The prevalence of thrombocytopenia in CoNS sepsis in our study is higher than that (33%) reported by Charoo et al. (
5). In contrast, Kashu et al. found thrombocytopenia in 84% of neonates with persistent CoNS bacteremia (
24). Thrombocytopenia is frequent in fungal sepsis. Charoo et al. reported that 66% of fungal sepsis had thrombocytopenia (
5). Torres et al. found thrombocytopenia in 100% of
Candida sepsis (
7) and concluded that thrombocytopenia is a highly specific marker of fungal sepsis. We observed lower rates of thrombocytopenia in sepsis due to
Candida spp.
When we studied the course of thrombocytopenia about 23.7% of neonatal sepsis with normal initial platelet counts were found to have thrombocytopenia subsequently, of which 35.1% were severe in nature.

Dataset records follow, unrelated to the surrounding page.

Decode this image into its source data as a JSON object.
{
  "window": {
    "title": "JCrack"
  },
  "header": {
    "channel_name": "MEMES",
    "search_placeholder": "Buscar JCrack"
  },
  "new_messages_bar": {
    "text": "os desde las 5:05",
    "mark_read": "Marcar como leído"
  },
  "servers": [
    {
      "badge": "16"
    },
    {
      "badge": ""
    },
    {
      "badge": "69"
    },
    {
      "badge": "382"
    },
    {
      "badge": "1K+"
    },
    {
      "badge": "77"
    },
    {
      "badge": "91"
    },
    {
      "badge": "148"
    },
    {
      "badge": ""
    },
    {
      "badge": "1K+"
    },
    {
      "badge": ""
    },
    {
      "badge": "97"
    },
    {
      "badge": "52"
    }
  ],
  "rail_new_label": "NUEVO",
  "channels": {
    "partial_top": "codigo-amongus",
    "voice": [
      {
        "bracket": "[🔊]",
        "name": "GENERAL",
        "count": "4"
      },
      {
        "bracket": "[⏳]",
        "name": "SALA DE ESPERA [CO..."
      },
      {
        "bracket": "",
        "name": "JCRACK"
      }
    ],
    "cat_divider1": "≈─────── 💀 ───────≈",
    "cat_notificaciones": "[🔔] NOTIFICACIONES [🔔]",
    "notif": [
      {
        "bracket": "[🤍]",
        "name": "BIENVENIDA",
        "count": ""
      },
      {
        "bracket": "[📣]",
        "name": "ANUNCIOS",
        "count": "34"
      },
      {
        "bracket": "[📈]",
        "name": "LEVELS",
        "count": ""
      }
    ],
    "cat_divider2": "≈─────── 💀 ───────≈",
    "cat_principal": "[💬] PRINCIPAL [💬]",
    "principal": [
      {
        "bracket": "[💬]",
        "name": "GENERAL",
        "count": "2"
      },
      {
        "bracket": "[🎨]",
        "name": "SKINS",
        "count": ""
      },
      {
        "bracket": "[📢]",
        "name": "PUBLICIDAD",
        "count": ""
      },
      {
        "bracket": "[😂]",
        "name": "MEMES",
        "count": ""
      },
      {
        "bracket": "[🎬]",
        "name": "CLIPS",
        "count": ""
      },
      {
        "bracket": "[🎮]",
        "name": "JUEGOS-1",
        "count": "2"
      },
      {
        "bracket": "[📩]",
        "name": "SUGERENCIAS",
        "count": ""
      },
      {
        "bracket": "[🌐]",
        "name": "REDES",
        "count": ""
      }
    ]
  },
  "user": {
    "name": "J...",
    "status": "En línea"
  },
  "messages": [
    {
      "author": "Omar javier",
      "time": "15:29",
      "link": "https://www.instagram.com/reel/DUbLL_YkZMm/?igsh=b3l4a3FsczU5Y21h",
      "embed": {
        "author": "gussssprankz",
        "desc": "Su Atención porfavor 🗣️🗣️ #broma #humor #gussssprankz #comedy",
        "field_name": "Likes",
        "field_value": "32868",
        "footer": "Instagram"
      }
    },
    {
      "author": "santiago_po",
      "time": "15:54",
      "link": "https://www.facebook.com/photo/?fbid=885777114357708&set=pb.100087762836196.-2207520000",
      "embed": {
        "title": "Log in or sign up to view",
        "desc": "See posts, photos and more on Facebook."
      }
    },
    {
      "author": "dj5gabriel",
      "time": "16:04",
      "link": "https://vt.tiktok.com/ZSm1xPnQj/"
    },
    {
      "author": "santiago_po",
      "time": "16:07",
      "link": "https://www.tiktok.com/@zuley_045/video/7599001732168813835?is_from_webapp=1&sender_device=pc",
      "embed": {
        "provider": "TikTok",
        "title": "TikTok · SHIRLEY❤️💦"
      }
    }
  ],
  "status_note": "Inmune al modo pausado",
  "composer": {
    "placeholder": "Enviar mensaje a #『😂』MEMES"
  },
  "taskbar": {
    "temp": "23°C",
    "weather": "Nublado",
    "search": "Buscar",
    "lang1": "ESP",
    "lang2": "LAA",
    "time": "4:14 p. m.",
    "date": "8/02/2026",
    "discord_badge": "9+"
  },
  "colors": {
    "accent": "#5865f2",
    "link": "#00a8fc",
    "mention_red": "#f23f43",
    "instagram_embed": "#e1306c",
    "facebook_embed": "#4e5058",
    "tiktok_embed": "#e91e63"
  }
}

Overall, a large majority (84.6%) of neonatal sepsis with initial thrombocytopenia continued to have thrombocytopenia until 3 days with 51.2% at the same severity and 21.4% with worsened platelet counts. Thrombocytopenia persisted even after 3 days in 80% of episodes due to Gram positive, 87% of episodes due to Gram negative, and 80% of episodes due to fungal sepsis. Three episodes of
K. pneumoniae sepsis, with normal initial platelet counts, had severe thrombocytopenia subsequently. These observations suggest the need for continuous monitoring of platelet counts in neonates with sepsis. Previous studies reported the mean duration of thrombocytopenia in Gram negative and fungal infections as 2-8 days and in Gram positive infections as 0.4 - 2.8 days (
4).
Our study had few limitations. Although, frequent monitoring of platelet counts (12th hourly) could yield better information on course of thrombocytopenia, we did not adopt this policy in all neonates due to financial constraints. Similarly, we could not obtain the platelet counts beyond day 3 in all neonates, although we continued monitoring platelet counts when it was low.